Jimmy Skenderovic Jimmy Skenderovic (37), dessen politische Karriere bereits vor über zehn Jahren als Generalsekretär der Jungsozialisten begann, kann die Verbundenheit mit der Community zwar nachvollziehen, möchte jedoch nicht zu sehr mit ihr in Verbindung gebracht werden. Er selbst sei laizistisch aufgewachsen, sein politisches Engagement richte er nicht nach seiner Herkunft, sondern nach seinen politischen Überzeugungen aus, sagt der Rümelinger Schöffe, der hauptberuflich als Attaché im Umweltministerium tätig ist. Seine Onkel und Großonkel kamen im Zuge der Arbeitsmigration in den 1960-er und 1970-er Jahren nach Luxemburg, seine Eltern zogen in den 1980-er Jahren nach. Er habe Verwandte auch in anderen europäischen Ländern, manche hätten durch Heirat oder aus anderen Gründen ihren Familiennamen geändert und seien inzwischen nicht mehr als Ex-Jugoslawen identifizierbar. Auf den vote communautaire will er sich jedenfalls nicht verlassen, manche Mitglieder der Gemeinschaft hätten ihm schon zu verstehen gegeben, dass sie eine andere Partei wählten, weil die LSAP in Rümelingen ihre Straße nicht erneuert oder einen Verwandten nicht bei der Gemeindeverwaltung eingestellt habe. Er möchte mit seiner Politik alle Wähler/innen ansprechen und alle gleich behandeln.

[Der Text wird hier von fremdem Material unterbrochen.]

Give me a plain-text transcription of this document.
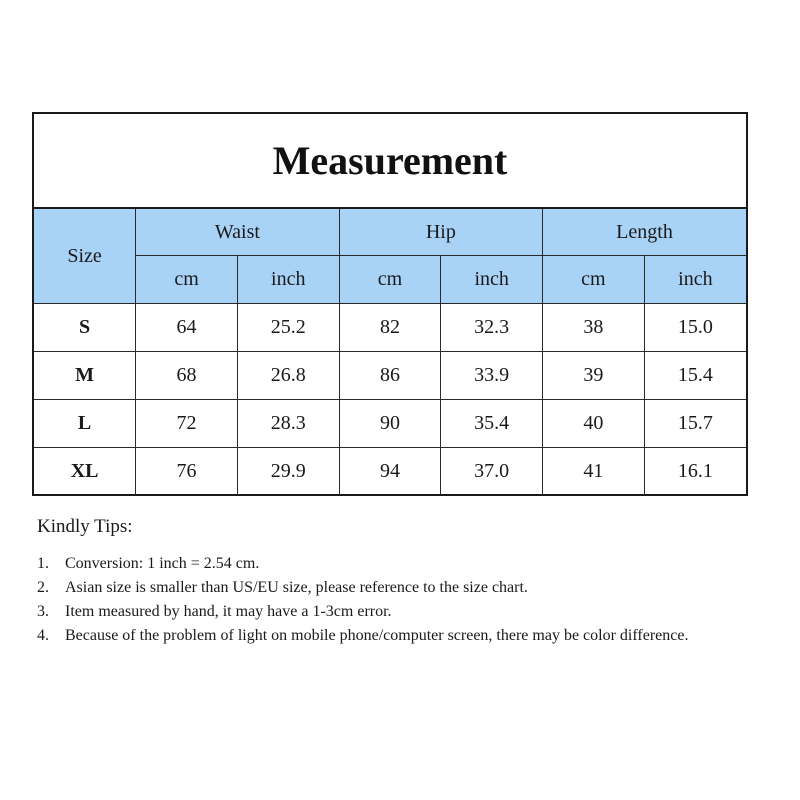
Measurement
Size	Waist		Hip		Length	
	cm	inch	cm	inch	cm	inch
S	64	25.2	82	32.3	38	15.0
M	68	26.8	86	33.9	39	15.4
L	72	28.3	90	35.4	40	15.7
XL	76	29.9	94	37.0	41	16.1

Kindly Tips:

1. Conversion: 1 inch = 2.54 cm.
2. Asian size is smaller than US/EU size, please reference to the size chart.
3. Item measured by hand, it may have a 1-3cm error.
4. Because of the problem of light on mobile phone/computer screen, there may be color difference.
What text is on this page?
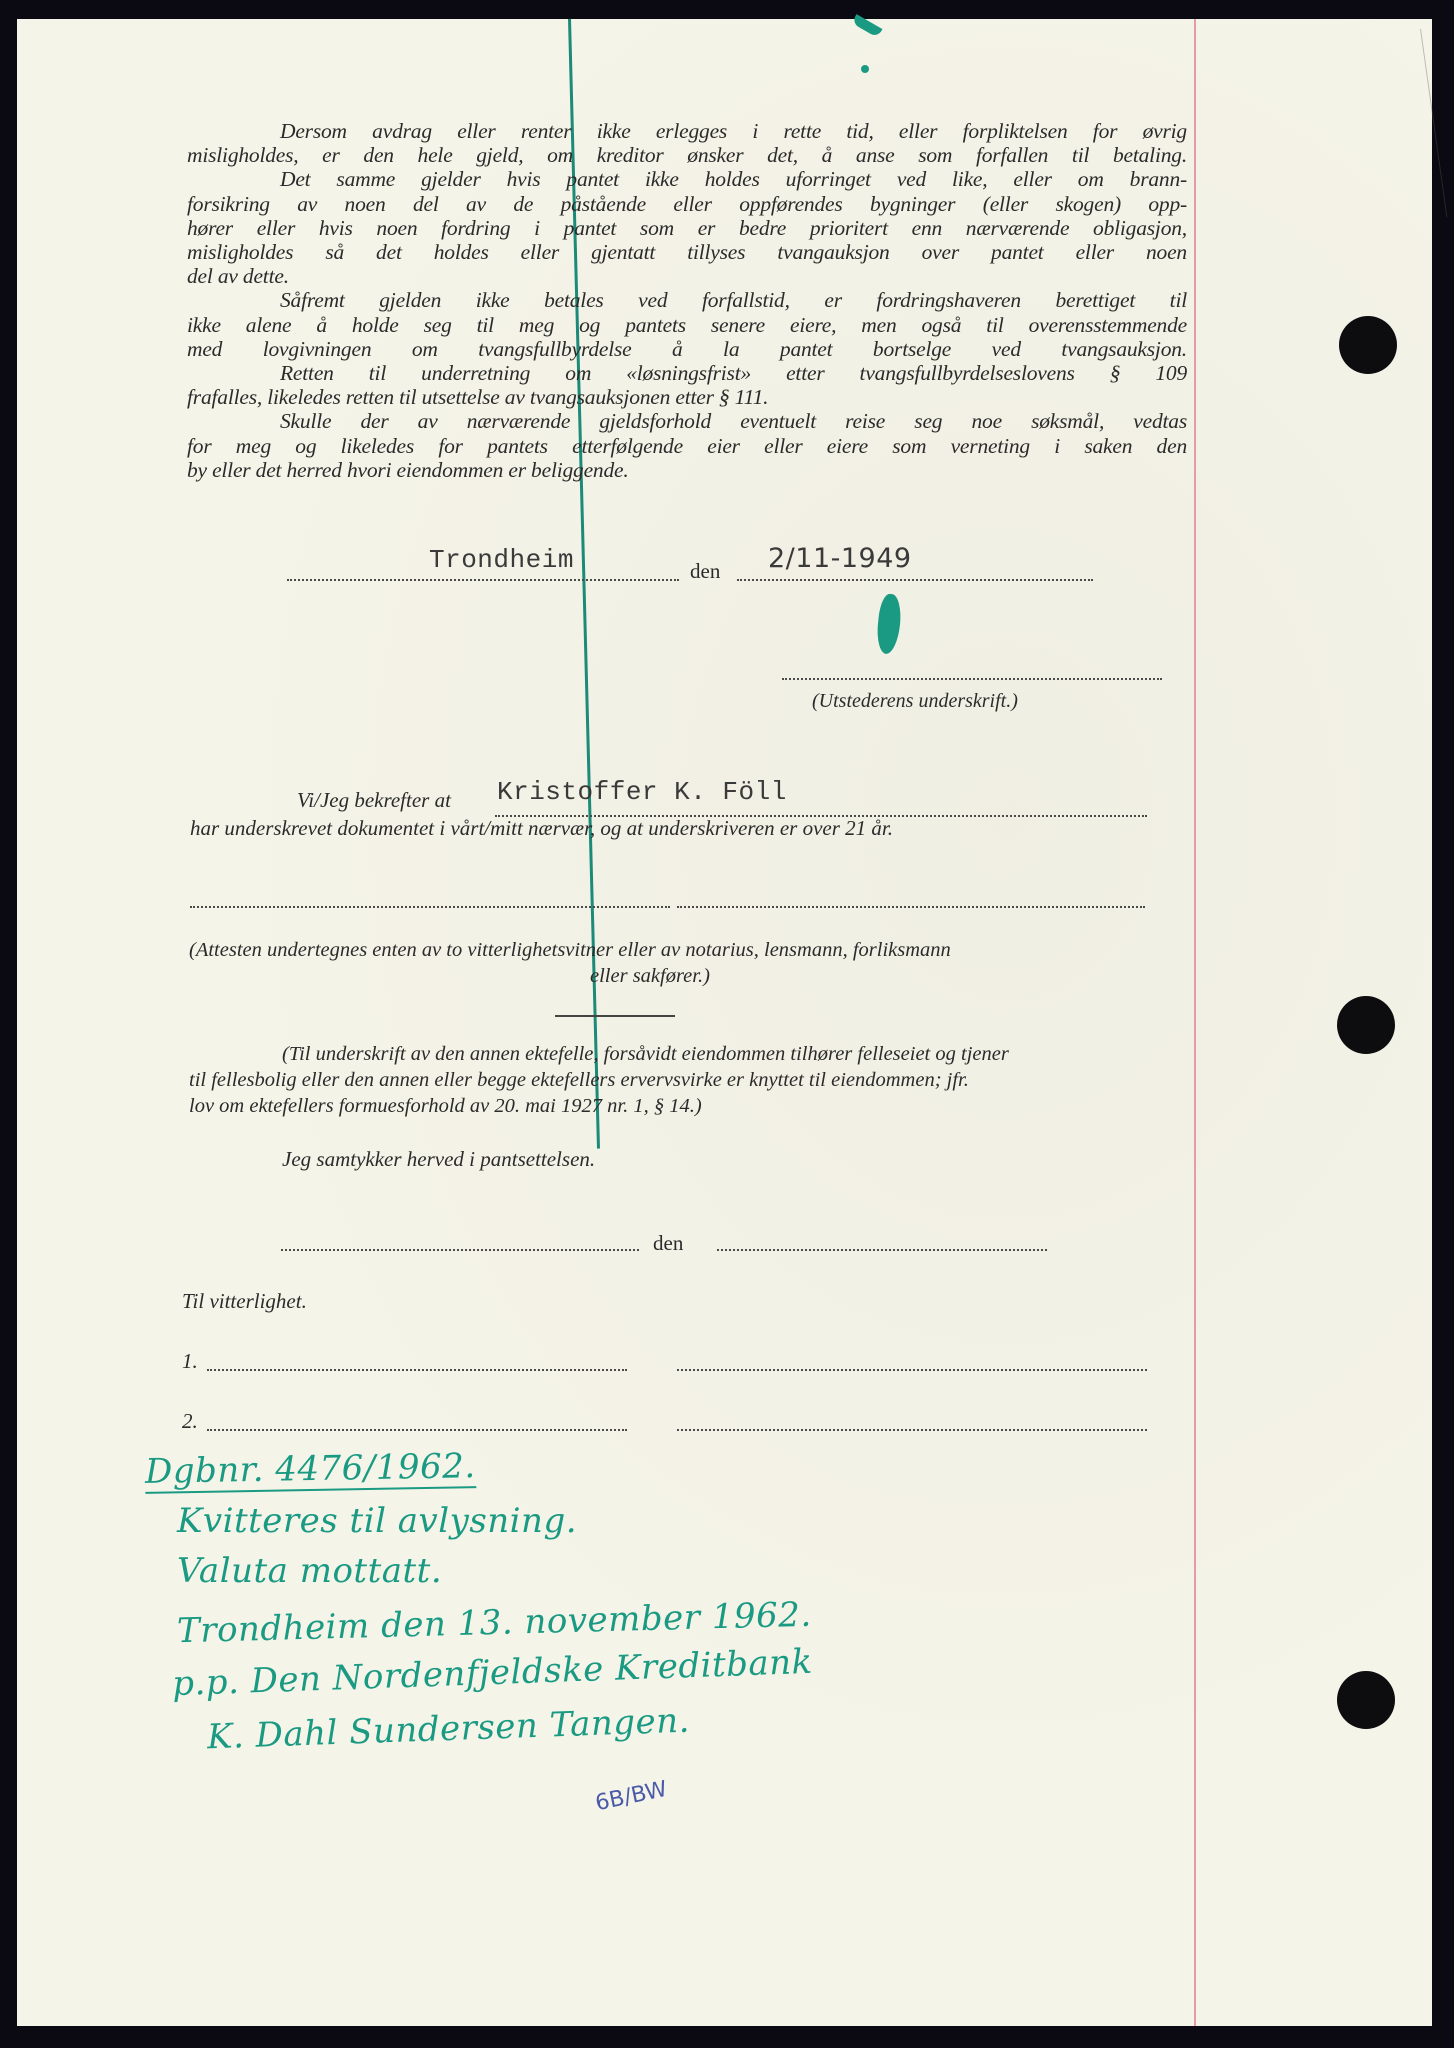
Dersom avdrag eller renter ikke erlegges i rette tid, eller forpliktelsen for øvrig
misligholdes, er den hele gjeld, om kreditor ønsker det, å anse som forfallen til betaling.
Det samme gjelder hvis pantet ikke holdes uforringet ved like, eller om brann-
forsikring av noen del av de påstående eller oppførendes bygninger (eller skogen) opp-
hører eller hvis noen fordring i pantet som er bedre prioritert enn nærværende obligasjon,
misligholdes så det holdes eller gjentatt tillyses tvangauksjon over pantet eller noen
del av dette.
Såfremt gjelden ikke betales ved forfallstid, er fordringshaveren berettiget til
ikke alene å holde seg til meg og pantets senere eiere, men også til overensstemmende
med lovgivningen om tvangsfullbyrdelse å la pantet bortselge ved tvangsauksjon.
Retten til underretning om «løsningsfrist» etter tvangsfullbyrdelseslovens § 109
frafalles, likeledes retten til utsettelse av tvangsauksjonen etter § 111.
Skulle der av nærværende gjeldsforhold eventuelt reise seg noe søksmål, vedtas
for meg og likeledes for pantets etterfølgende eier eller eiere som verneting i saken den
by eller det herred hvori eiendommen er beliggende.
Trondheim	den 2/11-1949
(Utstederens underskrift.)
Vi/Jeg bekrefter at Kristoffer K. Föll
har underskrevet dokumentet i vårt/mitt nærvær, og at underskriveren er over 21 år.
(Attesten undertegnes enten av to vitterlighetsvitner eller av notarius, lensmann, forliksmann
eller sakfører.)
(Til underskrift av den annen ektefelle, forsåvidt eiendommen tilhører felleseiet og tjener
til fellesbolig eller den annen eller begge ektefellers ervervsvirke er knyttet til eiendommen; jfr.
lov om ektefellers formuesforhold av 20. mai 1927 nr. 1, § 14.)
Jeg samtykker herved i pantsettelsen.
den
Til vitterlighet.
1.
2.
Dgbnr. 4476/1962.
Kvitteres til avlysning.
Valuta mottatt.
Trondheim den 13. november 1962.
p.p. Den Nordenfjeldske Kreditbank
K. Dahl Sundersen Tangen.
6B/BW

Auch Meris Sehovic wirft einen differenzierten, weniger emotionalen Blick auf die „relativ heterogene Community“; bisweilen zweifelt er sogar daran, dass es „die eine“ Community überhaupt gibt. Sein Name klinge zwar jugoslawisch, doch seine Heimat sei Luxemburg. An Belgrad, wo er geboren wurde, habe er keine Erinnerung. Wenn er mit seinen Eltern nach Serbien in den Urlaub fuhr, seien sie als „die aus dem Westen“ bezeichnet worden. Viele von denen, die dort geblieben seien, hätten inzwischen zwar auch einen Uniabschluss, doch längst nicht dieselben Perspektiven, die er und andere Einwanderer hier hätten. Sowohl in wirtschaftlicher als auch in politischer Hinsicht.